Ce qu’il faut écrire, mot pour mot, dans vos mentions légales

Pour une micro-entreprise ou une entreprise individuelle — le statut de la majorité des artisans que je rencontre à Brest — la liste est courte et précise. Voici ce qui doit obligatoirement apparaître :

  • Identité : nom et prénom de l’artisan, ou dénomination sociale si vous êtes en société
  • Statut juridique : entreprise individuelle, micro-entreprise, EURL, SASU…
  • Adresse : celle du siège de l’activité (l’adresse de votre atelier ou votre domicile professionnel)
  • Numéros d’identification : SIREN et SIRET, avec le code APE
  • Contact : email professionnel et numéro de téléphone
  • TVA intracommunautaire : si vous y êtes assujetti (les micro-entrepreneurs en franchise de TVA doivent l’indiquer explicitement : “TVA non applicable, article 293 B du CGI”)
  • Directeur de la publication : c’est vous, en tant que gérant — précisez-le
  • Hébergeur du site : nom, adresse et téléphone de l’hébergeur (OVH, Cloudflare, ou tout autre prestataire technique)
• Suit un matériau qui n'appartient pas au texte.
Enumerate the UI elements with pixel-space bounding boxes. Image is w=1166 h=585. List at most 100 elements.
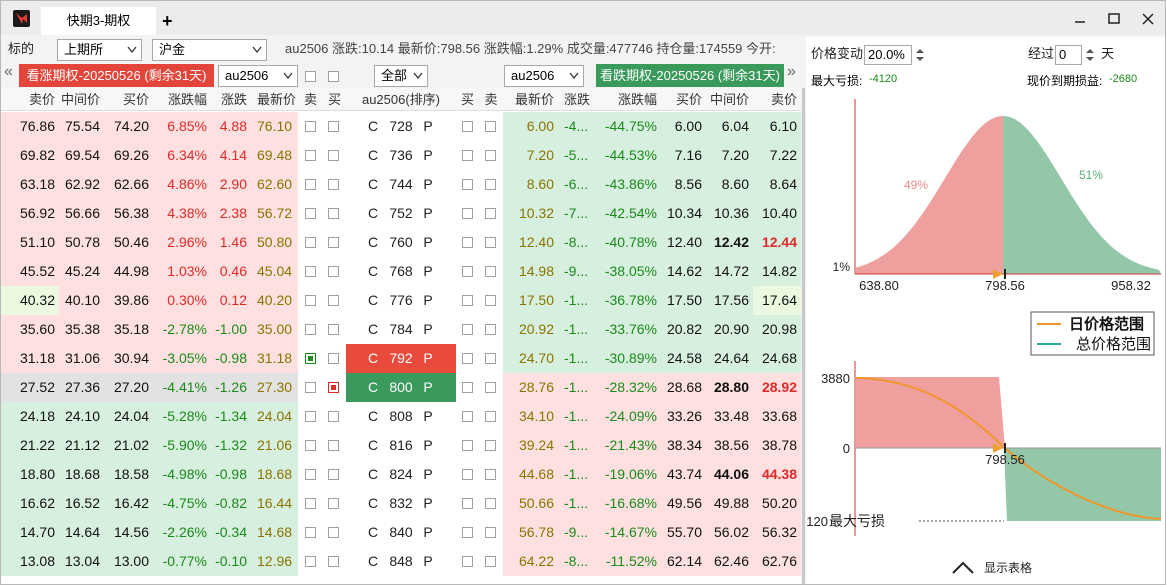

Ce dernier point est celui que j’oublie de voir le plus souvent sur les sites que je reprends après une “agence” qui a disparu. L’hébergeur n’est pas votre prestataire web, c’est l’entreprise dont les serveurs font tourner physiquement le site — une information que votre développeur ou votre outil de création (WordPress, Wix, Shopify) peut toujours vous fournir.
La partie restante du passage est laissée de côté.